MONTRÉAL — Une coalition de communautés autochtones d'Abitibi, de Haute-Mauricie et de la Côte-Nord met en demeure Hydro-Québec de suspendre le projet de construction de la ligne d'interconnexion avec le réseau de l'État du Maine.

Dans un communiqué diffusé mardi, les communautés anishnabe de Lac Simon, atikamekw de Wemotaci et innue de Pessamit reprochent à la société d'État d'«ignorer les droits ancestraux et constitutionnels des Premières Nations d'où provient plus de 36 % de l'électricité devant être exportée vers les États-Unis et ce, sans que celles-ci n'aient jamais été consultées, compensées ni accommodées».

Rejoint par La Presse Canadienne, le vice-chef du conseil de bande de la communauté innue de Pessamit, Gérald Hervieux, a expliqué que ce n'est pas la ligne elle-même — qui ne passe pas sur les territoires des communautés — qui pose problème, mais bien l'accroissement de la demande d'électricité qui présente une menace pour leurs territoires de chasse et de pêche. Le fait de produire plus d'électricité implique en effet de turbiner davantage d'eau, ce qui fait baisser les niveaux des réservoirs et augmenter le débit des rivières.

Niveaux anormalement bas

«C'est un danger par rapport à la flore, à l'environnement et la faune aquatique et terrestre, a expliqué le vice-chef Hervieux. Le castor est affecté et l'orignal descend moins. Il y a plusieurs éléments qui vont avoir un impact sur notre mode de vie. On s'est aperçu que le lac Pipmuacan baisse et qu'il baisse souvent.»

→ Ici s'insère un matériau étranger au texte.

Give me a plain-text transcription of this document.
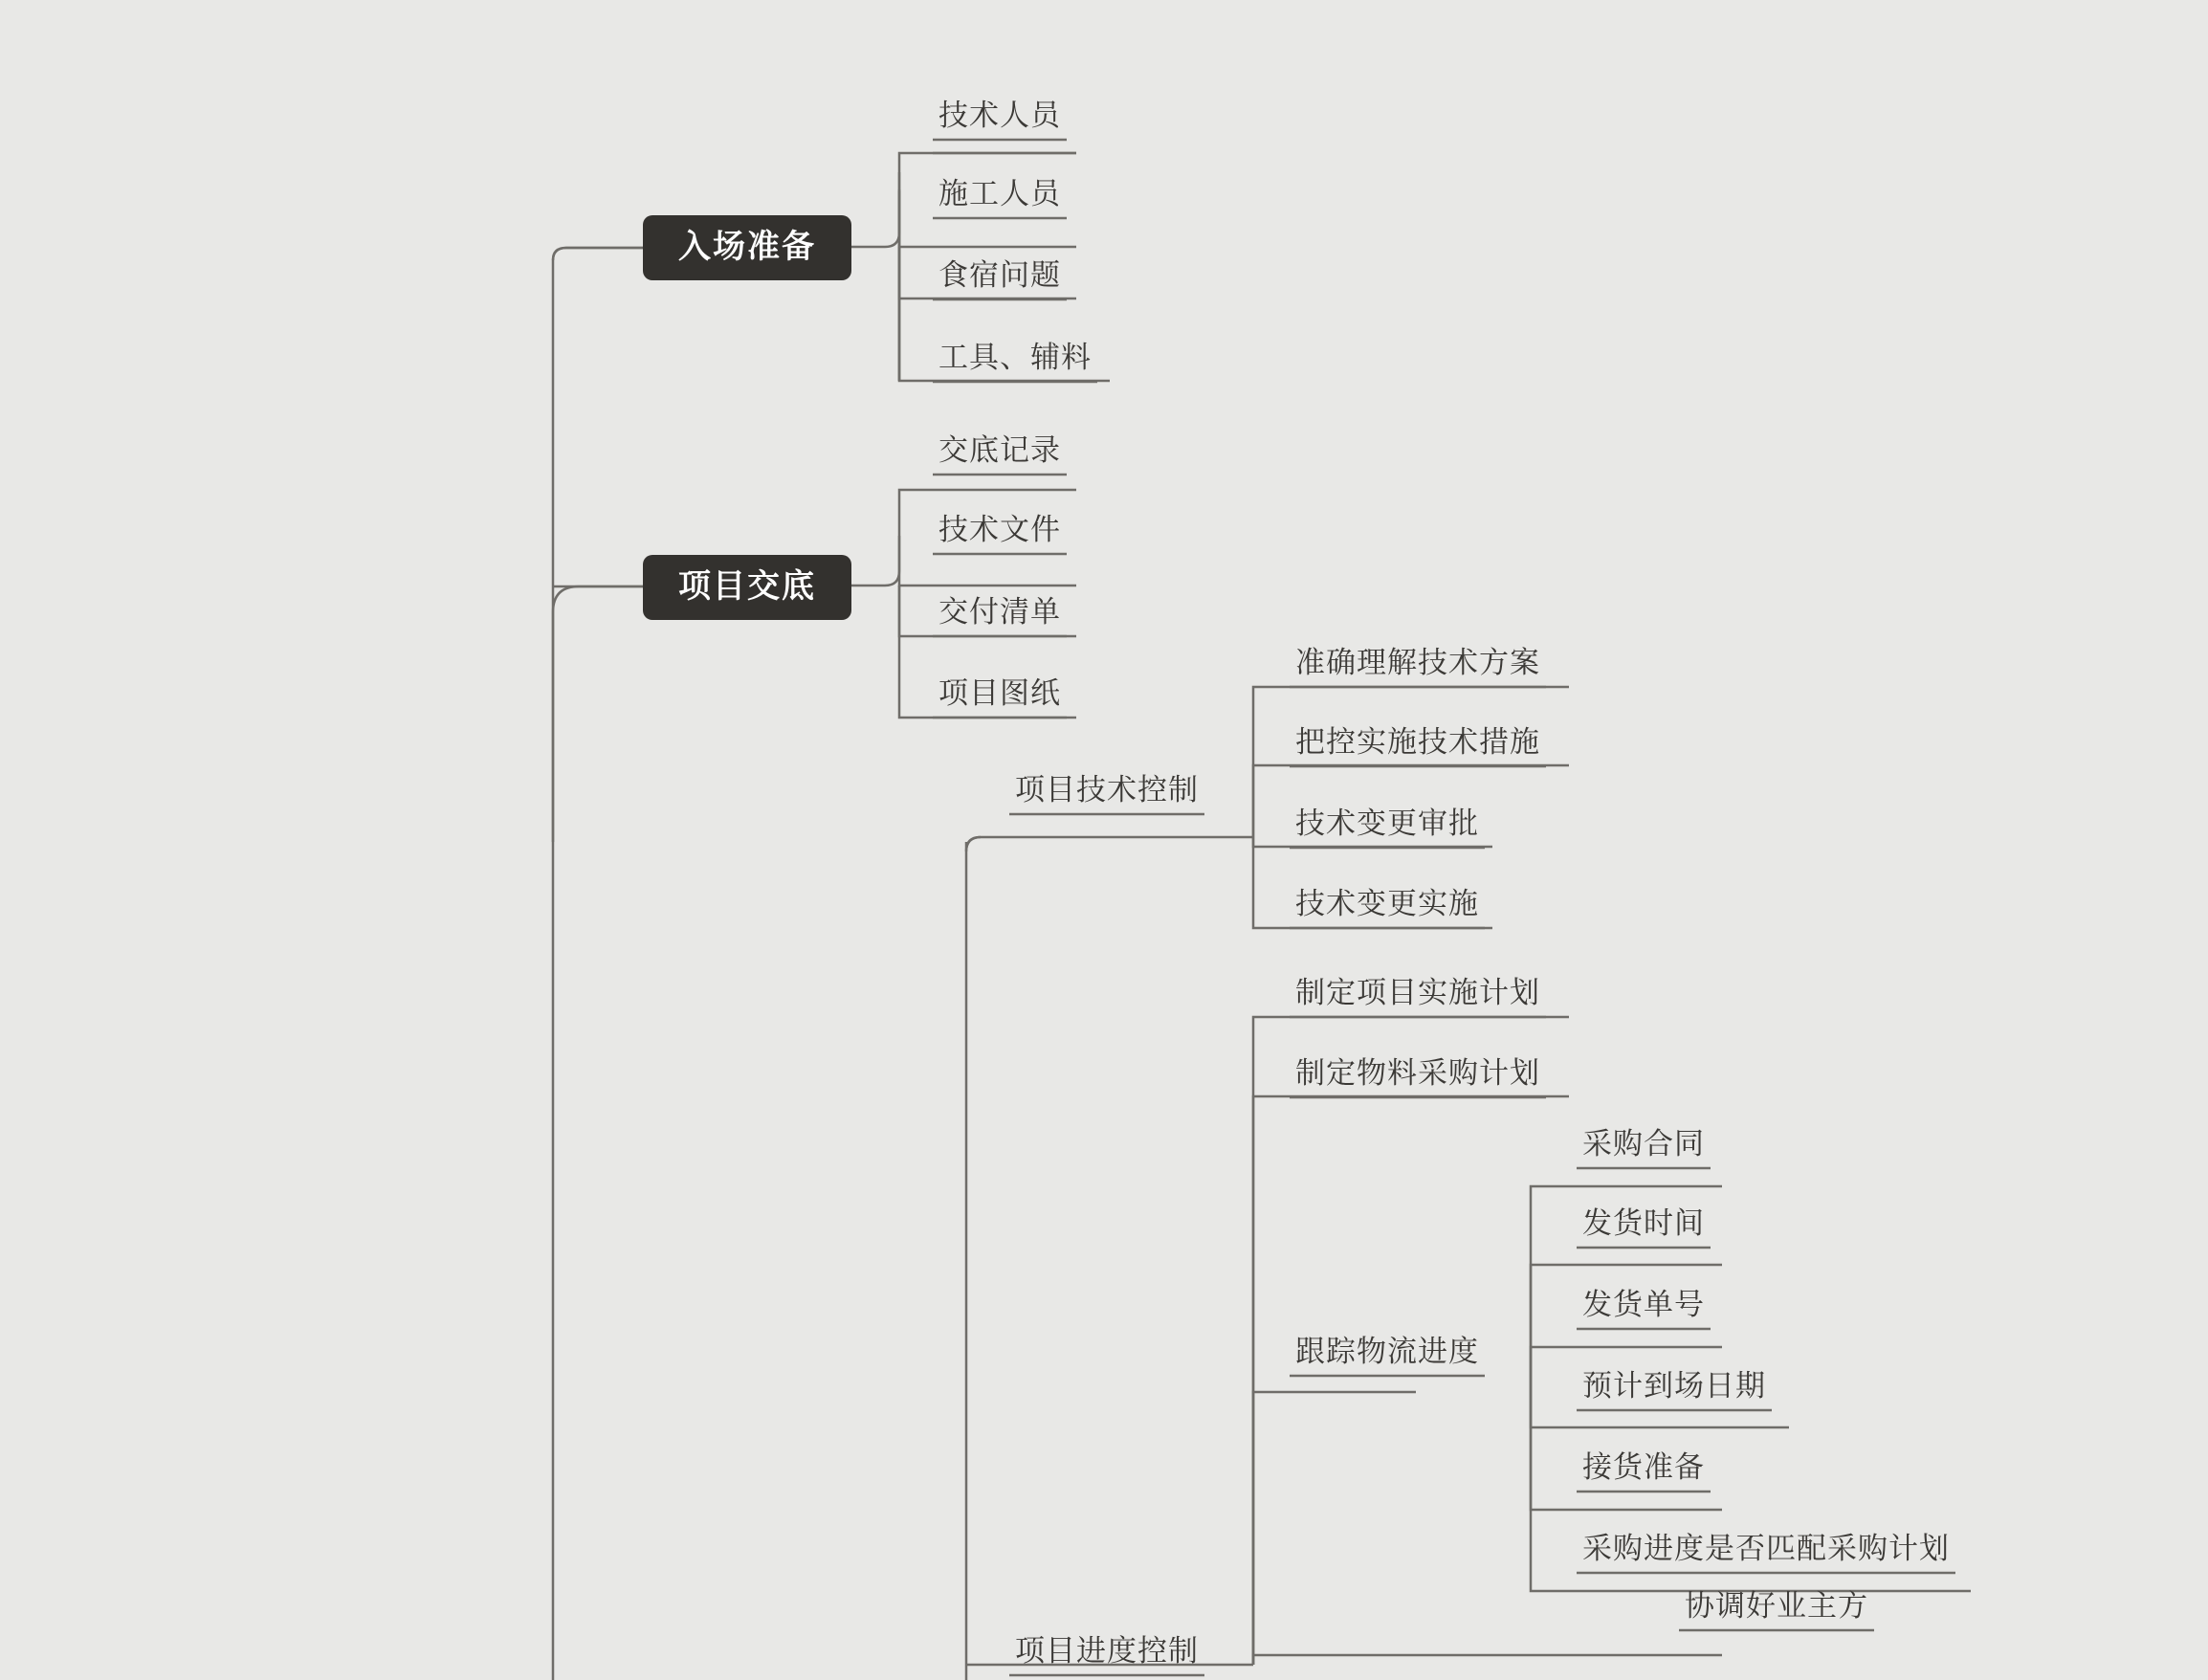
入场准备
项目交底
技术人员
施工人员
食宿问题
工具、辅料
交底记录
技术文件
交付清单
项目图纸
项目技术控制
准确理解技术方案
把控实施技术措施
技术变更审批
技术变更实施
项目进度控制
制定项目实施计划
制定物料采购计划
跟踪物流进度
协调好业主方
采购合同
发货时间
发货单号
预计到场日期
接货准备
采购进度是否匹配采购计划
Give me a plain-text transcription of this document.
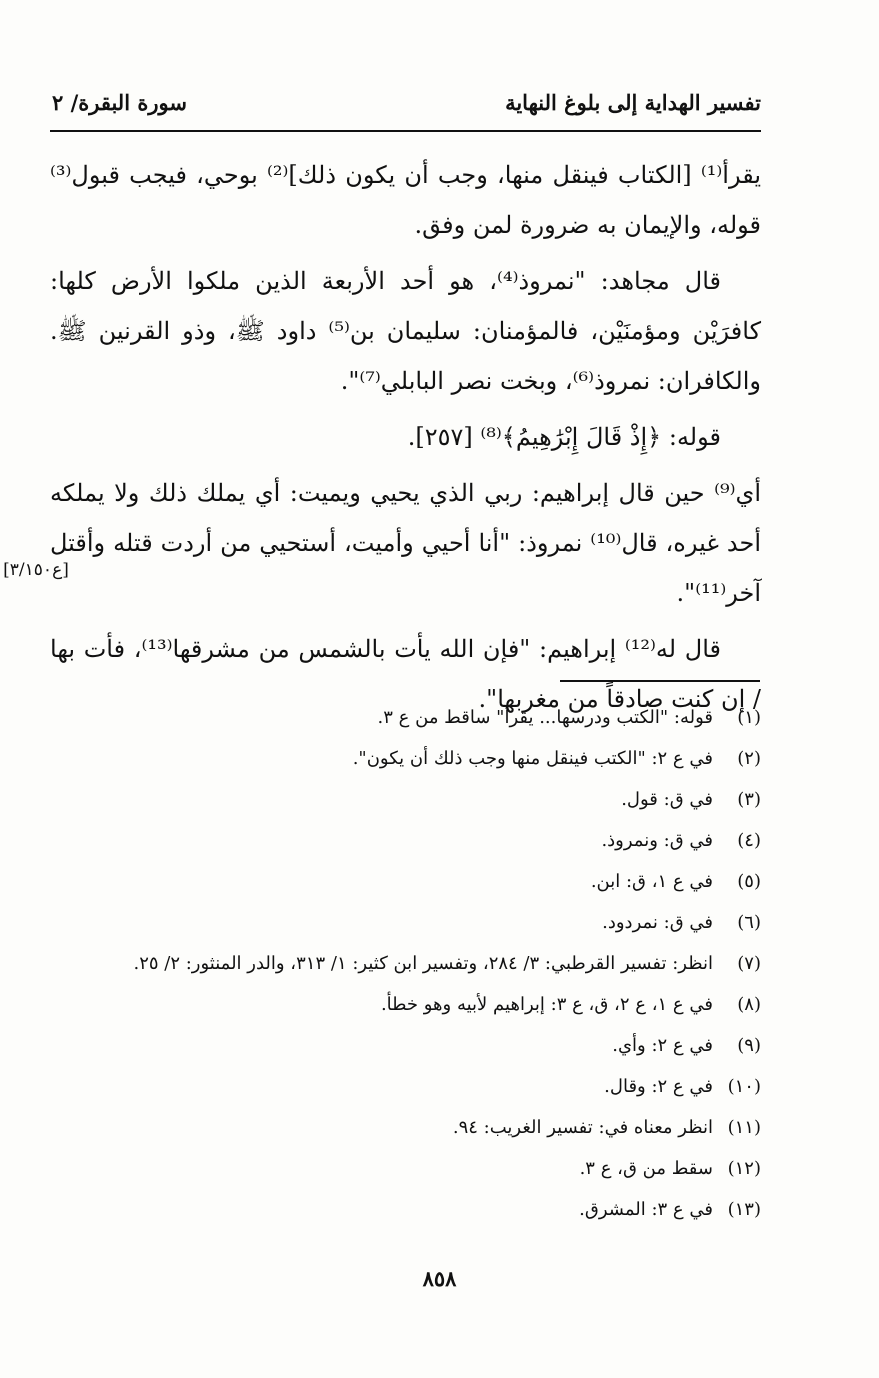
تفسير الهداية إلى بلوغ النهاية
سورة البقرة/ ٢

يقرأ⁽¹⁾ [الكتاب فينقل منها، وجب أن يكون ذلك]⁽²⁾ بوحي، فيجب قبول⁽³⁾ قوله، والإيمان به ضرورة لمن وفق.

قال مجاهد: "نمروذ⁽⁴⁾، هو أحد الأربعة الذين ملكوا الأرض كلها: كافرَيْن ومؤمنَيْن، فالمؤمنان: سليمان بن⁽⁵⁾ داود ﷺ، وذو القرنين ﷺ. والكافران: نمروذ⁽⁶⁾، وبخت نصر البابلي⁽⁷⁾".

قوله: ﴿إِذْ قَالَ إِبْرَٰهِيمُ﴾⁽⁸⁾ [٢٥٧].

أي⁽⁹⁾ حين قال إبراهيم: ربي الذي يحيي ويميت: أي يملك ذلك ولا يملكه أحد غيره، قال⁽¹⁰⁾ نمروذ: "أنا أحيي وأميت، أستحيي من أردت قتله وأقتل آخر⁽¹¹⁾".

قال له⁽¹²⁾ إبراهيم: "فإن الله يأت بالشمس من مشرقها⁽¹³⁾، فأت بها / إن كنت صادقاً من مغربها".

[ع٣/١٥٠]
(١)قوله: "الكتب ودرسها... يقرأ" ساقط من ع ٣.
(٢)في ع ٢: "الكتب فينقل منها وجب ذلك أن يكون".
(٣)في ق: قول.
(٤)في ق: ونمروذ.
(٥)في ع ١، ق: ابن.
(٦)في ق: نمردود.
(٧)انظر: تفسير القرطبي: ٣/ ٢٨٤، وتفسير ابن كثير: ١/ ٣١٣، والدر المنثور: ٢/ ٢٥.
(٨)في ع ١، ع ٢، ق، ع ٣: إبراهيم لأبيه وهو خطأ.
(٩)في ع ٢: وأي.
(١٠)في ع ٢: وقال.
(١١)انظر معناه في: تفسير الغريب: ٩٤.
(١٢)سقط من ق، ع ٣.
(١٣)في ع ٣: المشرق.
٨٥٨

Rejoint à son tour, le porte-parole du conseil de bande de la communauté atikamekw de Wemotaci, Guy Laloche, abondait dans le même sens. «Avec les changements climatiques, à peu près partout au Québec les niveaux d'eau sur les réservoirs sont extrêmement, dangereusement bas», a-t-il affirmé, disant l'avoir constaté pas plus tard que la semaine dernière en se rendant au réservoir Gouin.

Les communautés autochtones réclament des discussions et négociations avec Hydro-Québec, sans quoi elles menacent d'aller devant les tribunaux, avertit Gérald Hervieux. «Si on est contraint de le faire, on n'aura pas le choix parce que c'est quand même important. Ce n'est pas une question d'argent, c'est une question de respect et de reconnaissance de nos territoires communs par rapport à l'ensemble des communautés qui sont dans la coalition.»